Figure 1
From: The Limits of Earthquake Early Warning Accuracy and Best Alerting Strategy

Ground motion variability and alerting accuracy. Consider a user who wishes to receive alerts for ground motion exceeding 10%g. In the first example, (A) the EEW system expects the ground motion at the user’s location to be 20%g and issues that user an alert. In the second example, (B) the expected ground motion is only 5%g, and thus no alert is issued. However, the ground motion calculated from a GMPE represents the median expected ground motion. Observed ground motions are typically distributed about that median with factor of two uncertainty10, shown by bell curve probability density functions (PDFs). By construction, in both of these examples, the EEW system will be correct for most earthquakes: (A) mostly results in correct alerts (green region of PDF) and (B) mostly results in correct no alerts (black region).
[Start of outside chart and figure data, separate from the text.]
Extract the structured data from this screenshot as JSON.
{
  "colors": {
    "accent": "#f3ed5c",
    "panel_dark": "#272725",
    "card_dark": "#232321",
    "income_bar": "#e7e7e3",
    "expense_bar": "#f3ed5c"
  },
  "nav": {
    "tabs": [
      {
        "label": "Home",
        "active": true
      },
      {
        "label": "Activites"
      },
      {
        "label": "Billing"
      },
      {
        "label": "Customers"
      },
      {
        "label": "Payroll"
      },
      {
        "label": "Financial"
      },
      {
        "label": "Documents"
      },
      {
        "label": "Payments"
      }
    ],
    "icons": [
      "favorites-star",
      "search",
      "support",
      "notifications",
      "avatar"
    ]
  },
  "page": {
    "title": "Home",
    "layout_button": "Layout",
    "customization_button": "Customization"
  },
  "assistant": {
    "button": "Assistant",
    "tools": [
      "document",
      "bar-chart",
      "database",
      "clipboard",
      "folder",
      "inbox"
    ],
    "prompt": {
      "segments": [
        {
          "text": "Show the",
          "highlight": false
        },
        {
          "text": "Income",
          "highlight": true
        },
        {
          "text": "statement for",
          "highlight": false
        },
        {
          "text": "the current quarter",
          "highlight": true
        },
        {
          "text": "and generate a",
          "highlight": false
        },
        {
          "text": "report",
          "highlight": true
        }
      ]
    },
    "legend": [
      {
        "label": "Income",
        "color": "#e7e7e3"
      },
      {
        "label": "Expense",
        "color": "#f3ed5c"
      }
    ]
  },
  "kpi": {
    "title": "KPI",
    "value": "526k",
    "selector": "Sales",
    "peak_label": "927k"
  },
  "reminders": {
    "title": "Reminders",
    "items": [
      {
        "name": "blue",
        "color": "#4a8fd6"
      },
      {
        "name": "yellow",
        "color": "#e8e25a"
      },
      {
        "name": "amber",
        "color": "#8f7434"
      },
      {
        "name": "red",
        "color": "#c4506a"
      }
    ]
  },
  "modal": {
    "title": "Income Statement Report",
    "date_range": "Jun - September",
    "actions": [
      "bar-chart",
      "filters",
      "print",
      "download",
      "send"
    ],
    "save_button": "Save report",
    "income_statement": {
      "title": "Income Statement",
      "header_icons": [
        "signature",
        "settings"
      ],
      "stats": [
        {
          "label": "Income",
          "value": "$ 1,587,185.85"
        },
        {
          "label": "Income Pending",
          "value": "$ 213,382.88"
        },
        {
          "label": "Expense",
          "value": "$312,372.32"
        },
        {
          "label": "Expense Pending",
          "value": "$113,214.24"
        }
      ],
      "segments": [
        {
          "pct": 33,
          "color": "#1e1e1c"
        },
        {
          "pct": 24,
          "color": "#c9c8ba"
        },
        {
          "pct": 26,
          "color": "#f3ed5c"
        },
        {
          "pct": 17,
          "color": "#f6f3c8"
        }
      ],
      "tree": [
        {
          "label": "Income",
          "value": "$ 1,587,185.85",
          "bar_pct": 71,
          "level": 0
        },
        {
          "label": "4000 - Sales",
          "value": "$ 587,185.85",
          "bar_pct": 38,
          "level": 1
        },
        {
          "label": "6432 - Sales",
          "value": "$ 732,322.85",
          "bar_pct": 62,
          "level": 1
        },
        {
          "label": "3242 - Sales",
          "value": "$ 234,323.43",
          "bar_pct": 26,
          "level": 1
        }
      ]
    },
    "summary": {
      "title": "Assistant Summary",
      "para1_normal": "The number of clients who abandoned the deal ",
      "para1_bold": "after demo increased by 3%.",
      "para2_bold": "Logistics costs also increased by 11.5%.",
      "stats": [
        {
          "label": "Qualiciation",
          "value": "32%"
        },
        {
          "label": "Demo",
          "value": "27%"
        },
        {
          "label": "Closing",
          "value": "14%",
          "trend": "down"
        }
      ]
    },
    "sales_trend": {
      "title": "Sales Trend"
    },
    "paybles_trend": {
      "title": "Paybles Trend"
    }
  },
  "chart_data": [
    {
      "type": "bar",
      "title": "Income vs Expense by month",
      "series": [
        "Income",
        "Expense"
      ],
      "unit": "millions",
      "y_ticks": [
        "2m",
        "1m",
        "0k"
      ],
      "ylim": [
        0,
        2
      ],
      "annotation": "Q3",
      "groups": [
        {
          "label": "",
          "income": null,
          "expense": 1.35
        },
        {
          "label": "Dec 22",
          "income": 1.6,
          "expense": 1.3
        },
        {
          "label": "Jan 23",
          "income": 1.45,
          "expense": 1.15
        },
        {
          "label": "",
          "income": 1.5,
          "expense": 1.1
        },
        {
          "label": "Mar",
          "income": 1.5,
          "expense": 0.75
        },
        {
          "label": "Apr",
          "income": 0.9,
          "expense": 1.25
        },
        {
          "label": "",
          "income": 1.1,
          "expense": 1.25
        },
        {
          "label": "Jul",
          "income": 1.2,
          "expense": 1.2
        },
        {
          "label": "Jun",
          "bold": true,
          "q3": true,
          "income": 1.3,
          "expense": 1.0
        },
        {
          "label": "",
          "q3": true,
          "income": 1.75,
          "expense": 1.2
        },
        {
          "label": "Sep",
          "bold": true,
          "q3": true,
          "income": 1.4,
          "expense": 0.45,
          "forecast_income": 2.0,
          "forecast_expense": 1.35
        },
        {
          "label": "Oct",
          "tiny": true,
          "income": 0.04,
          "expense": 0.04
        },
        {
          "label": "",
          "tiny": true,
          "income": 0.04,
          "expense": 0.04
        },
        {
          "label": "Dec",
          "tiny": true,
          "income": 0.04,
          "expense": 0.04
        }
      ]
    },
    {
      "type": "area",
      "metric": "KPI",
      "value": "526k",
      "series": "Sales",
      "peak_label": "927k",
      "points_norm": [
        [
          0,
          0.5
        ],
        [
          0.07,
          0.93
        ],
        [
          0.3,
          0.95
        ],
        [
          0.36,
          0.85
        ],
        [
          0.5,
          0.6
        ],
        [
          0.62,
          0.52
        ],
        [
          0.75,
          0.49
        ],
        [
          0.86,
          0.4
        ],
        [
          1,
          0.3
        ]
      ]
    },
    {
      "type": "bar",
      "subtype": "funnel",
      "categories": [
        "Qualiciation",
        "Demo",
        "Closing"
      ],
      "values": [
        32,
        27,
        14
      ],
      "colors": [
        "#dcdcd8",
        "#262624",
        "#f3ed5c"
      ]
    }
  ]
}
However, (A) will result in a false alert in the unlikely case that this earthquake produces much less ground motion than expected (red region of PDF), and (B) will result in a missed alert for damaging ground motion in the unlikely case that this earthquake produces much stronger shaking than expected (orange region of PDF). In (A) and (B) probability is plotted as a function of log10 PGA, shown on the x-axis. The top x-axis calls out the four PGA thresholds we will explore in detail: 2, 5, 10, and 20%g. (C) We can alternately visualize this as a binary classification. There is some ground motion threshold above which damage is expected to occur (blue line). (This threshold was 10%g in (A) and (B)). The user is alerted to take action if the expected PGA is greater than some triggering value (purple line). If the expected PGA is greater than the alerting threshold, an alert will be issued (as in (A)) and this alert will be either correct or a false alert depending on what the observed PGA turns out to be. Likewise, if the expected PGA is less than the alerting threshold, no alert is issued (as in (B)) and this results in either a missed alert or the “correct no alert” case depending on the observed PGA. Note that the alerting threshold can be lower or higher than the damage threshold depending on whether the user is tolerant or intolerant of false alerts, respectively.